“Serving Up General Conference for Family Home Evening,” Ensign, June 2015, 8–9
When general conference rolled around in October 2013, I realized it was the weekend my children were scheduled to spend all day Saturday with their father, my ex-husband. On the one hand, I looked forward to a day of actually getting to hear the talks and ponder them in quiet peace, without the stress of trying to help three small children sit through four hours of talks in a somewhat reverent manner. On the other hand, I do take seriously the counsel to encourage our children to participate with us during conference.
Over the past decade since becoming a parent, I have sought to make watching or listening to general conference a significant family tradition. To help engage the children during the broadcasts, I’ve tried special foods, coloring packets, bingo, key-word activities, and going for scenic drives. Most commonly, I’ve simply required them to be in the room doing something quiet.
But what was I to do when my children weren’t even going to be around for half of conference?
As I pondered this question during the days before conference, I kept getting the feeling that I should try using the talks for family home evening lessons during the following months. I resisted this feeling—my children are young, they might find the talks hard to understand, and I just wasn’t sure there would be any kid-friendly subjects.
Then, Saturday morning the second talk during conference was from Elder Robert D. Hales of the Quorum of the Twelve Apostles, titled “General Conference: Strengthening Faith and Testimony.”1 That was my answer—I knew I needed to give the idea of using talks for family home evening at least a try.
It could be a complete disaster. Most of the time our family home evenings resemble those described by Elder David A. Bednar of the Quorum of the Twelve Apostles: “Sometimes Sister Bednar and I wondered if our efforts to do these spiritually essential things were worthwhile. Now and then verses of scripture were read amid outbursts such as ‘He’s touching me!’ ‘Make him stop looking at me!’ ‘Mom, he’s breathing my air!’”2
Our results have been mostly in line with what Elder Bednar described—small miraculous moments of family bliss interspersed with total chaos. Using general conference talks has not completely transformed our family home evenings or my children, but I think the overall effect has been positive.
At our house, family home evening lessons usually last less than 10 minutes. Starting with the talk by Elder Hales from October 2013 general conference, we have followed a similar outline for our lessons. First we find information about the particular General Authority or general officer giving the talk. The Church website has biographies for all these leaders, and we’ve also used Google to find background information about their home countries or anything else mentioned in their talks. Then we discuss the content of the talk, possibly do some kind of activity, and watch the last few minutes of the talk to hear the speaker’s conclusion and testimony.

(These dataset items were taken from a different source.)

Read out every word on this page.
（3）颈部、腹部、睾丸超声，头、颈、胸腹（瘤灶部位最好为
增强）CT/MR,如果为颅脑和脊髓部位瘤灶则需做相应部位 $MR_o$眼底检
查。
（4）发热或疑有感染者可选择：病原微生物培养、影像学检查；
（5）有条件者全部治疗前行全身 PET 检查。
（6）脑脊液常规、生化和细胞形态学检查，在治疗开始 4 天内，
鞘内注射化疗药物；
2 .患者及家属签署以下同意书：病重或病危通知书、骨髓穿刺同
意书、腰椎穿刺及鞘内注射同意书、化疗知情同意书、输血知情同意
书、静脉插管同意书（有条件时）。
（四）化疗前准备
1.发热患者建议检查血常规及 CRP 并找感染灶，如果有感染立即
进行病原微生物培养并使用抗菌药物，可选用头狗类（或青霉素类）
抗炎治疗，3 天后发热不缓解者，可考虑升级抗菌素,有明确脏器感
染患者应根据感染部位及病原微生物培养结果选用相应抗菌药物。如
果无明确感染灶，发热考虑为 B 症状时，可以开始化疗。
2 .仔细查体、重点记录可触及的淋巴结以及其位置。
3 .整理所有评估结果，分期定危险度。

Sometimes we have been pretty elaborate with our activities. Once we used material about Zimbabwe from the Friend to cook traditional food, read about a child from that country, and play a native game before studying a talk given by Elder Edward Dube of the Seventy.3 Sometimes we have kept things simple, such as when we studied “The Strength to Endure” by Elder Richard J. Maynes of the Presidency of the Seventy4 and did some strength challenges in the backyard to learn about building our physical muscles. We’ve often found other resources online, such as when we studied “Ye Are No More Strangers” by Bishop Gérald Caussé, first counselor in the Presiding Bishopric, and watched the Mormon Messages video about bullying.5
I had a few goals for this experiment: help our family study recent general conference talks; focus our family home evening lessons more on gospel topics; and become familiar with the different General Authorities and general officers of the Church. We’ve had some great discussions about gospel topics, and I’ve realized that my children know more than I have given them credit for. Most important, I feel strengthened by the fact that I took on something that seemed challenging and stuck with it.